The general method used in the electrolysis of a solution is illustrated in Fig. 31. The vessel D contains the electrolyte. Two plates or rods, A and B, made of suitable material, are connected with the wires from a battery (or dynamo) and dipped into the electrolyte, as shown in the figure. These plates or rods are called electrodes. The electrode connected with the zinc plate of the battery is the negative electrode or cathode, while that connected with the carbon plate is the positive electrode or anode.

Theory of electrolytic dissociation. The facts which have just been described in connection with solutions, together with many others, have led chemists to adopt a theory of solutions called the theory of electrolytic dissociation. The main assumptions in this theory are the following.

1. Formation of ions. Many compounds when dissolved in water undergo an important change. A portion of their molecules fall apart, or dissociate, into two or more parts, called ions.

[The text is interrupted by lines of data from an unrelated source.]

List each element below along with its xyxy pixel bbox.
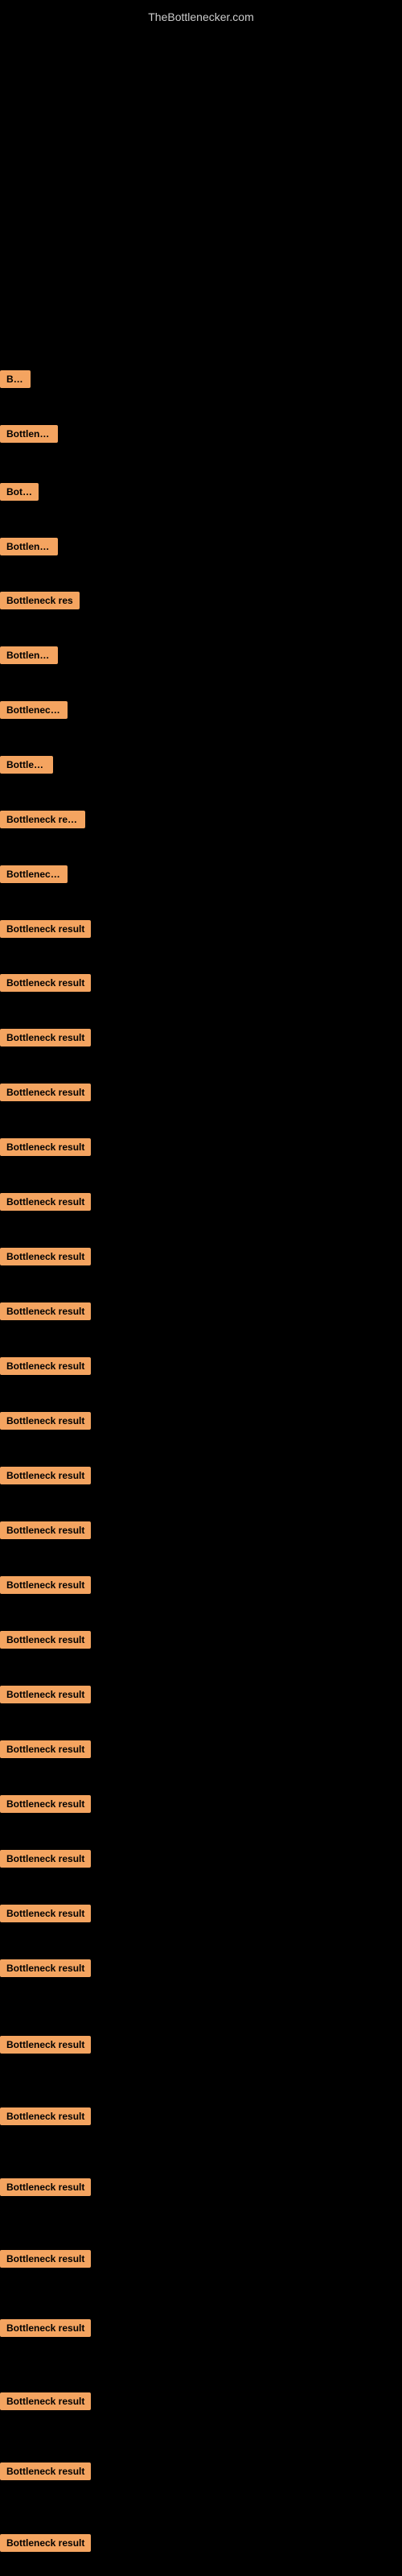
bottleneck-label-32: Bottleneck result [0, 2107, 91, 2125]
bottleneck-item-9: Bottleneck resu [0, 811, 402, 832]
bottleneck-label-29: Bottleneck result [0, 1905, 91, 1922]
bottleneck-item-13: Bottleneck result [0, 1029, 402, 1051]
bottleneck-label-24: Bottleneck result [0, 1631, 91, 1649]
bottleneck-item-37: Bottleneck result [0, 2462, 402, 2484]
bottleneck-item-3: Bottle [0, 483, 402, 505]
bottleneck-label-28: Bottleneck result [0, 1850, 91, 1868]
bottleneck-item-30: Bottleneck result [0, 1959, 402, 1981]
bottleneck-item-17: Bottleneck result [0, 1248, 402, 1269]
bottleneck-item-27: Bottleneck result [0, 1795, 402, 1817]
bottleneck-label-21: Bottleneck result [0, 1467, 91, 1484]
bottleneck-label-33: Bottleneck result [0, 2178, 91, 2196]
bottleneck-item-19: Bottleneck result [0, 1357, 402, 1379]
bottleneck-label-8: Bottlenec [0, 756, 53, 774]
bottleneck-label-36: Bottleneck result [0, 2392, 91, 2410]
bottleneck-item-16: Bottleneck result [0, 1193, 402, 1215]
bottleneck-label-4: Bottleneck [0, 538, 58, 555]
bottleneck-label-7: Bottleneck r [0, 701, 68, 719]
bottleneck-label-34: Bottleneck result [0, 2250, 91, 2268]
bottleneck-label-31: Bottleneck result [0, 2036, 91, 2054]
bottleneck-label-11: Bottleneck result [0, 920, 91, 938]
bottleneck-item-23: Bottleneck result [0, 1576, 402, 1598]
bottleneck-item-33: Bottleneck result [0, 2178, 402, 2200]
bottleneck-label-16: Bottleneck result [0, 1193, 91, 1211]
bottleneck-item-38: Bottleneck result [0, 2534, 402, 2556]
bottleneck-label-37: Bottleneck result [0, 2462, 91, 2480]
bottleneck-item-15: Bottleneck result [0, 1138, 402, 1160]
bottleneck-item-11: Bottleneck result [0, 920, 402, 942]
bottleneck-label-35: Bottleneck result [0, 2319, 91, 2337]
bottleneck-item-18: Bottleneck result [0, 1302, 402, 1324]
bottleneck-item-21: Bottleneck result [0, 1467, 402, 1488]
bottleneck-label-27: Bottleneck result [0, 1795, 91, 1813]
bottleneck-item-31: Bottleneck result [0, 2036, 402, 2058]
bottleneck-label-19: Bottleneck result [0, 1357, 91, 1375]
bottleneck-item-36: Bottleneck result [0, 2392, 402, 2414]
bottleneck-item-2: Bottleneck [0, 425, 402, 447]
bottleneck-label-20: Bottleneck result [0, 1412, 91, 1430]
bottleneck-label-6: Bottleneck [0, 646, 58, 664]
bottleneck-label-22: Bottleneck result [0, 1521, 91, 1539]
bottleneck-item-26: Bottleneck result [0, 1740, 402, 1762]
bottleneck-label-1: Bott [0, 370, 31, 388]
bottleneck-item-20: Bottleneck result [0, 1412, 402, 1434]
bottleneck-item-12: Bottleneck result [0, 974, 402, 996]
bottleneck-label-15: Bottleneck result [0, 1138, 91, 1156]
bottleneck-label-18: Bottleneck result [0, 1302, 91, 1320]
bottleneck-label-2: Bottleneck [0, 425, 58, 443]
bottleneck-label-25: Bottleneck result [0, 1686, 91, 1703]
bottleneck-item-14: Bottleneck result [0, 1084, 402, 1105]
bottleneck-item-28: Bottleneck result [0, 1850, 402, 1872]
bottleneck-label-26: Bottleneck result [0, 1740, 91, 1758]
bottleneck-item-29: Bottleneck result [0, 1905, 402, 1926]
bottleneck-item-32: Bottleneck result [0, 2107, 402, 2129]
bottleneck-label-23: Bottleneck result [0, 1576, 91, 1594]
bottleneck-label-5: Bottleneck res [0, 592, 80, 609]
bottleneck-item-7: Bottleneck r [0, 701, 402, 723]
bottleneck-label-38: Bottleneck result [0, 2534, 91, 2552]
bottleneck-item-24: Bottleneck result [0, 1631, 402, 1653]
bottleneck-label-14: Bottleneck result [0, 1084, 91, 1101]
bottleneck-label-10: Bottleneck r [0, 865, 68, 883]
bottleneck-label-30: Bottleneck result [0, 1959, 91, 1977]
bottleneck-item-1: Bott [0, 370, 402, 392]
bottleneck-item-10: Bottleneck r [0, 865, 402, 887]
bottleneck-item-25: Bottleneck result [0, 1686, 402, 1707]
site-title: TheBottlenecker.com [0, 4, 402, 30]
bottleneck-item-22: Bottleneck result [0, 1521, 402, 1543]
bottleneck-item-4: Bottleneck [0, 538, 402, 559]
bottleneck-label-9: Bottleneck resu [0, 811, 85, 828]
bottleneck-item-35: Bottleneck result [0, 2319, 402, 2341]
bottleneck-label-3: Bottle [0, 483, 39, 501]
bottleneck-item-6: Bottleneck [0, 646, 402, 668]
bottleneck-item-8: Bottlenec [0, 756, 402, 778]
bottleneck-label-12: Bottleneck result [0, 974, 91, 992]
bottleneck-label-17: Bottleneck result [0, 1248, 91, 1265]
bottleneck-label-13: Bottleneck result [0, 1029, 91, 1046]
bottleneck-item-5: Bottleneck res [0, 592, 402, 613]
bottleneck-item-34: Bottleneck result [0, 2250, 402, 2272]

Thus sodium nitrate (NaNO₃) dissociates into the ions Na and NO₃; sodium chloride, into the ions Na and Cl. These ions are free to move about in the solution independently of each other like independent molecules, and for this reason were given the name ion, which signifies a wanderer.

2. The electrical charge of ions. Each ion carries a heavy electrical charge, and in this respect differs from an atom or molecule. It is evident that the sodium in the form of an ion must differ in some important way from ordinary sodium, for sodium ions, formed from sodium nitrate, give no visible evidence of their presence in water, whereas metallic sodium at once decomposes the water. The electrical charge, therefore, greatly modifies the usual chemical properties of the element.

3. The positive charges equal the negative charges. The ions formed by the dissociation of any molecule are of two kinds. One kind is charged with positive electricity and the other with negative electricity; moreover the sum of all the positive charges is always equal to the sum of all the negative charges. The solution as a whole is therefore electrically neutral. If we represent dissociation by the usual chemical equations, with the electrical charges indicated by + and - signs following the symbols, the dissociation of sodium chloride molecules is represented thus:

NaCl --> Na⁺, Cl^-.

The positive charge on each sodium ion exactly equals the negative charge on each chlorine ion. Sodium sulphate dissociates, as shown in the equation

Na₂SO₄ --> 2Na⁺, SO₄^-.

Here the positive charge on the two sodium ions equals the double negative charge on the SO₄ ion.

4. Not all compounds dissociate. Only those compounds dissociate whose solutions form electrolytes. Thus salt dissociates when dissolved in water, the resulting solution being an electrolyte. Sugar, on the other hand, does not dissociate and its solution is not a conductor of the electric current.